Strength exercises build your muscles, but they do more than just make you stronger. They give you more strength to do things on your own. Even very small increases in muscle can make a big difference in ability, especially for frail people. Strength exercises also increase your metabolism, helping to keep your weight and blood sugar in check. That’s important because obesity and diabetes are major health problems for older adults. Studies suggest that strength exercises also may help prevent osteoporosis.

Balance exercises help prevent a common problem in older adults: falls. Falling is a major cause of broken hips and other injuries that often lead to disability and loss of independence. Some balance exercises build up your leg muscles; others require you to do simple activities like briefly standing on one leg.

Flexibility exercises help keep your body limber by stretching your muscles and the tissues that hold your body’s structures in place. Physical therapists and other health professionals recommend certain stretching exercises to help patients recover from injuries and to prevent injuries from happening in the first place. Flexibility also may play a part in preventing falls.

Which Ones Should I Do, and How Much Should I Do?
Some types of exercise improve just one area of health or ability. More often, though, an exercise has many different benefits.

In other words, exercise as much as you can. It’s best to increase both the types and amounts of exercises and physical activities you do. Gradually build up to include: endurance, strength, balance, and flexibility exercises. (We show you how in Chapter 4.)

Now that you have read about all the benefits of exercise, we hope you are enthusiastic about getting started. However, it’s important to start at a level you can manage and work your way up gradually.

For one thing, if you do too much too quickly, you can damage your muscles and tissues, and that can keep you on the sidelines. For another, your enthusiasm needs to last a lifetime. The benefits of exercise and physical activity come from making them a permanent habit. Start with one or two types of exercises that you can manage and that you really can fit into your schedule, then add more as you adjust to ensure that you will stick with it.

How much you exercise depends on you and on your unique situation. For some, muscle-building exercise might mean pushing more than a hundred pounds of weight at the local gym to keep your legs in shape for hiking or jogging. For others, it might mean lifting 1-pound weights to strengthen your arm muscles enough to use a washcloth. That might mean the dignity that comes from being able to wash yourself, instead of having someone else do it for you. The goal is to improve from wherever you are right now.

Some people are reluctant to start exercising because they are afraid it will be too strenuous. Researchers have found that you don’t have to do strenuous exercises to gain health benefits; moderate exercises are effective, too. (You will read more about the difference between vigorous and moderate exercises later in this book.)
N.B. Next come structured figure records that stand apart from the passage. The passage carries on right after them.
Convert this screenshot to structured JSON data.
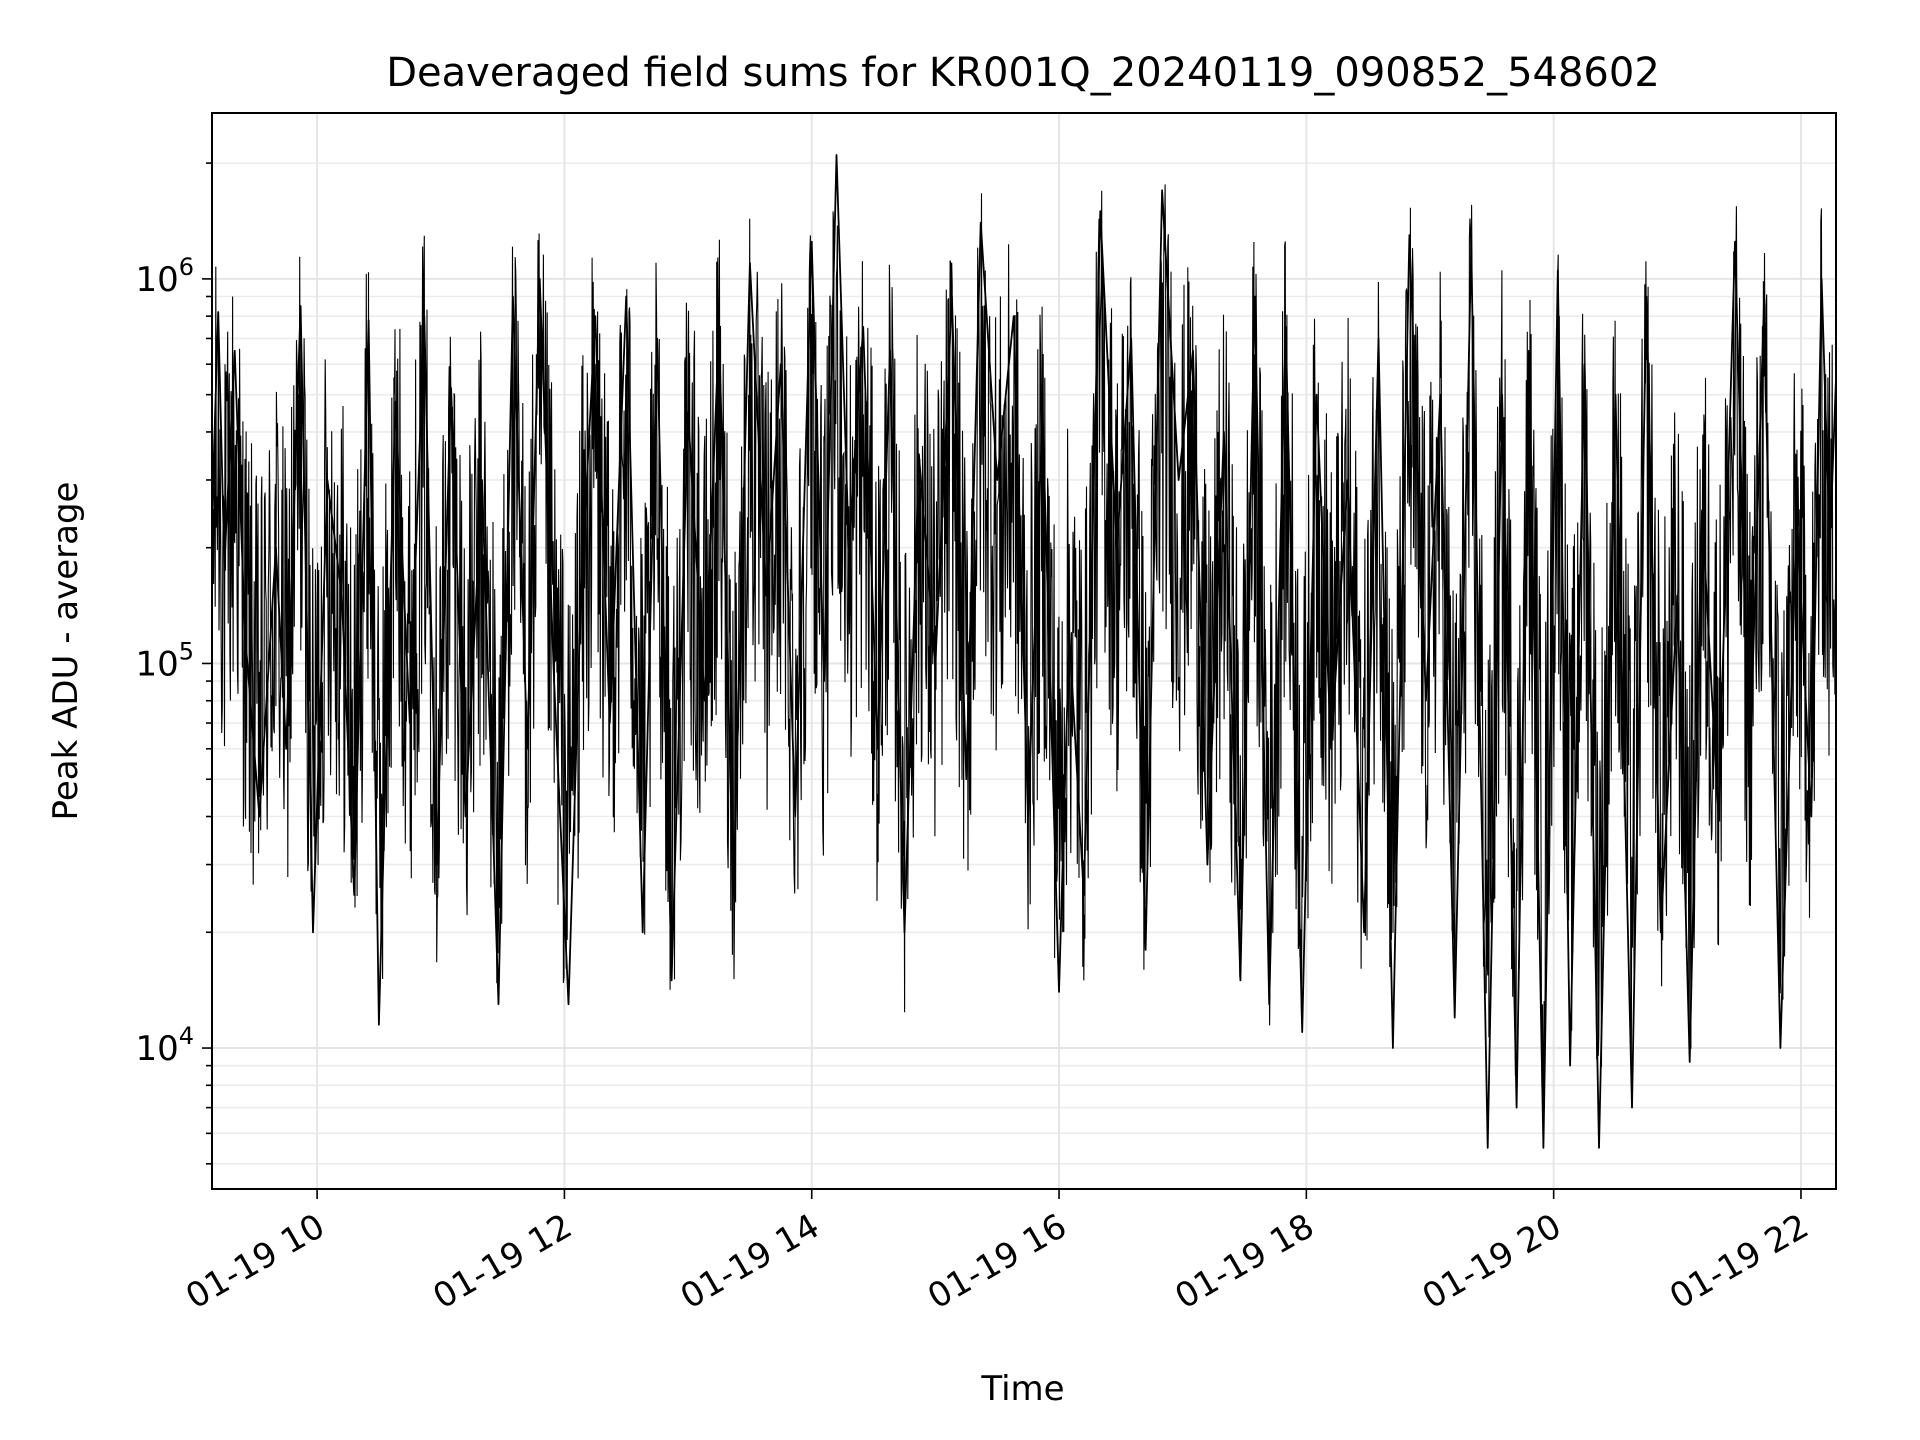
{
  "chart_data": {
    "type": "line",
    "title": "Deaveraged field sums for KR001Q_20240119_090852_548602",
    "xlabel": "Time",
    "ylabel": "Peak ADU - average",
    "y_scale": "log",
    "grid": true,
    "xlim": [
      "2024-01-19 09:09",
      "2024-01-19 22:17"
    ],
    "ylim": [
      4300,
      2700000
    ],
    "x_ticks": [
      {
        "value": "2024-01-19 10:00",
        "label": "01-19 10"
      },
      {
        "value": "2024-01-19 12:00",
        "label": "01-19 12"
      },
      {
        "value": "2024-01-19 14:00",
        "label": "01-19 14"
      },
      {
        "value": "2024-01-19 16:00",
        "label": "01-19 16"
      },
      {
        "value": "2024-01-19 18:00",
        "label": "01-19 18"
      },
      {
        "value": "2024-01-19 20:00",
        "label": "01-19 20"
      },
      {
        "value": "2024-01-19 22:00",
        "label": "01-19 22"
      }
    ],
    "y_ticks": [
      {
        "value": 10000,
        "base": "10",
        "exp": "4"
      },
      {
        "value": 100000,
        "base": "10",
        "exp": "5"
      },
      {
        "value": 1000000,
        "base": "10",
        "exp": "6"
      }
    ],
    "series": [
      {
        "color": "#000000",
        "points": [
          [
            "2024-01-19 09:09",
            240000
          ],
          [
            "2024-01-19 09:12",
            820000
          ],
          [
            "2024-01-19 09:15",
            180000
          ],
          [
            "2024-01-19 09:20",
            650000
          ],
          [
            "2024-01-19 09:25",
            120000
          ],
          [
            "2024-01-19 09:32",
            40000
          ],
          [
            "2024-01-19 09:40",
            200000
          ],
          [
            "2024-01-19 09:45",
            60000
          ],
          [
            "2024-01-19 09:52",
            850000
          ],
          [
            "2024-01-19 09:58",
            20000
          ],
          [
            "2024-01-19 10:05",
            300000
          ],
          [
            "2024-01-19 10:12",
            150000
          ],
          [
            "2024-01-19 10:18",
            25000
          ],
          [
            "2024-01-19 10:25",
            780000
          ],
          [
            "2024-01-19 10:30",
            11500
          ],
          [
            "2024-01-19 10:38",
            480000
          ],
          [
            "2024-01-19 10:45",
            70000
          ],
          [
            "2024-01-19 10:52",
            800000
          ],
          [
            "2024-01-19 10:58",
            30000
          ],
          [
            "2024-01-19 11:05",
            520000
          ],
          [
            "2024-01-19 11:12",
            40000
          ],
          [
            "2024-01-19 11:20",
            300000
          ],
          [
            "2024-01-19 11:28",
            13000
          ],
          [
            "2024-01-19 11:35",
            900000
          ],
          [
            "2024-01-19 11:42",
            60000
          ],
          [
            "2024-01-19 11:48",
            1000000
          ],
          [
            "2024-01-19 11:55",
            90000
          ],
          [
            "2024-01-19 12:02",
            13000
          ],
          [
            "2024-01-19 12:08",
            150000
          ],
          [
            "2024-01-19 12:15",
            800000
          ],
          [
            "2024-01-19 12:22",
            70000
          ],
          [
            "2024-01-19 12:30",
            900000
          ],
          [
            "2024-01-19 12:38",
            20000
          ],
          [
            "2024-01-19 12:45",
            700000
          ],
          [
            "2024-01-19 12:52",
            15000
          ],
          [
            "2024-01-19 13:00",
            450000
          ],
          [
            "2024-01-19 13:08",
            80000
          ],
          [
            "2024-01-19 13:15",
            750000
          ],
          [
            "2024-01-19 13:22",
            25000
          ],
          [
            "2024-01-19 13:30",
            1100000
          ],
          [
            "2024-01-19 13:38",
            150000
          ],
          [
            "2024-01-19 13:45",
            600000
          ],
          [
            "2024-01-19 13:52",
            40000
          ],
          [
            "2024-01-19 14:00",
            1250000
          ],
          [
            "2024-01-19 14:06",
            90000
          ],
          [
            "2024-01-19 14:12",
            2100000
          ],
          [
            "2024-01-19 14:18",
            200000
          ],
          [
            "2024-01-19 14:25",
            750000
          ],
          [
            "2024-01-19 14:32",
            60000
          ],
          [
            "2024-01-19 14:38",
            650000
          ],
          [
            "2024-01-19 14:45",
            20000
          ],
          [
            "2024-01-19 14:52",
            350000
          ],
          [
            "2024-01-19 15:00",
            100000
          ],
          [
            "2024-01-19 15:08",
            900000
          ],
          [
            "2024-01-19 15:15",
            50000
          ],
          [
            "2024-01-19 15:22",
            1400000
          ],
          [
            "2024-01-19 15:30",
            300000
          ],
          [
            "2024-01-19 15:38",
            800000
          ],
          [
            "2024-01-19 15:45",
            40000
          ],
          [
            "2024-01-19 15:52",
            450000
          ],
          [
            "2024-01-19 16:00",
            14000
          ],
          [
            "2024-01-19 16:05",
            120000
          ],
          [
            "2024-01-19 16:12",
            25000
          ],
          [
            "2024-01-19 16:20",
            1500000
          ],
          [
            "2024-01-19 16:28",
            200000
          ],
          [
            "2024-01-19 16:35",
            700000
          ],
          [
            "2024-01-19 16:42",
            18000
          ],
          [
            "2024-01-19 16:50",
            1700000
          ],
          [
            "2024-01-19 16:58",
            300000
          ],
          [
            "2024-01-19 17:05",
            650000
          ],
          [
            "2024-01-19 17:12",
            30000
          ],
          [
            "2024-01-19 17:20",
            400000
          ],
          [
            "2024-01-19 17:28",
            15000
          ],
          [
            "2024-01-19 17:35",
            900000
          ],
          [
            "2024-01-19 17:42",
            13000
          ],
          [
            "2024-01-19 17:50",
            750000
          ],
          [
            "2024-01-19 17:58",
            11000
          ],
          [
            "2024-01-19 18:05",
            500000
          ],
          [
            "2024-01-19 18:12",
            60000
          ],
          [
            "2024-01-19 18:20",
            300000
          ],
          [
            "2024-01-19 18:28",
            20000
          ],
          [
            "2024-01-19 18:35",
            700000
          ],
          [
            "2024-01-19 18:42",
            10000
          ],
          [
            "2024-01-19 18:50",
            1300000
          ],
          [
            "2024-01-19 18:58",
            80000
          ],
          [
            "2024-01-19 19:05",
            500000
          ],
          [
            "2024-01-19 19:12",
            12000
          ],
          [
            "2024-01-19 19:20",
            1200000
          ],
          [
            "2024-01-19 19:28",
            5500
          ],
          [
            "2024-01-19 19:35",
            500000
          ],
          [
            "2024-01-19 19:42",
            7000
          ],
          [
            "2024-01-19 19:48",
            650000
          ],
          [
            "2024-01-19 19:55",
            5500
          ],
          [
            "2024-01-19 20:02",
            1050000
          ],
          [
            "2024-01-19 20:08",
            9000
          ],
          [
            "2024-01-19 20:15",
            600000
          ],
          [
            "2024-01-19 20:22",
            5500
          ],
          [
            "2024-01-19 20:30",
            500000
          ],
          [
            "2024-01-19 20:38",
            7000
          ],
          [
            "2024-01-19 20:45",
            900000
          ],
          [
            "2024-01-19 20:52",
            20000
          ],
          [
            "2024-01-19 21:00",
            150000
          ],
          [
            "2024-01-19 21:06",
            9200
          ],
          [
            "2024-01-19 21:12",
            250000
          ],
          [
            "2024-01-19 21:20",
            40000
          ],
          [
            "2024-01-19 21:28",
            1250000
          ],
          [
            "2024-01-19 21:35",
            50000
          ],
          [
            "2024-01-19 21:42",
            850000
          ],
          [
            "2024-01-19 21:50",
            10000
          ],
          [
            "2024-01-19 21:58",
            250000
          ],
          [
            "2024-01-19 22:05",
            40000
          ],
          [
            "2024-01-19 22:10",
            1000000
          ],
          [
            "2024-01-19 22:14",
            200000
          ],
          [
            "2024-01-19 22:17",
            550000
          ]
        ]
      }
    ]
  }
}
How Much Physical Activity Is Enough?
Everyday physical activities can accomplish some of the same goals as exercise. But just how much should you do to get health benefits?

We can’t always give you answers, yet, but we can give examples of what researchers have found out. For instance, bus and taxi drivers, who are physically inactive, have a higher rate of heart disease than men in other occupations. And studies show that people who remain physically active have a lower death rate than people who don’t.

In another study, researchers measured muscle strength in 75-year-olds who regularly did tasks like housework and gardening and in 75-year-olds who were inactive. Five years later they found that the active people kept more of their strength than did the inactive people.

While we can’t yet tell you exactly how much everyday physical activity you should get to gain specific health benefits, the message of these studies is clear: Whatever your age, stay physically active!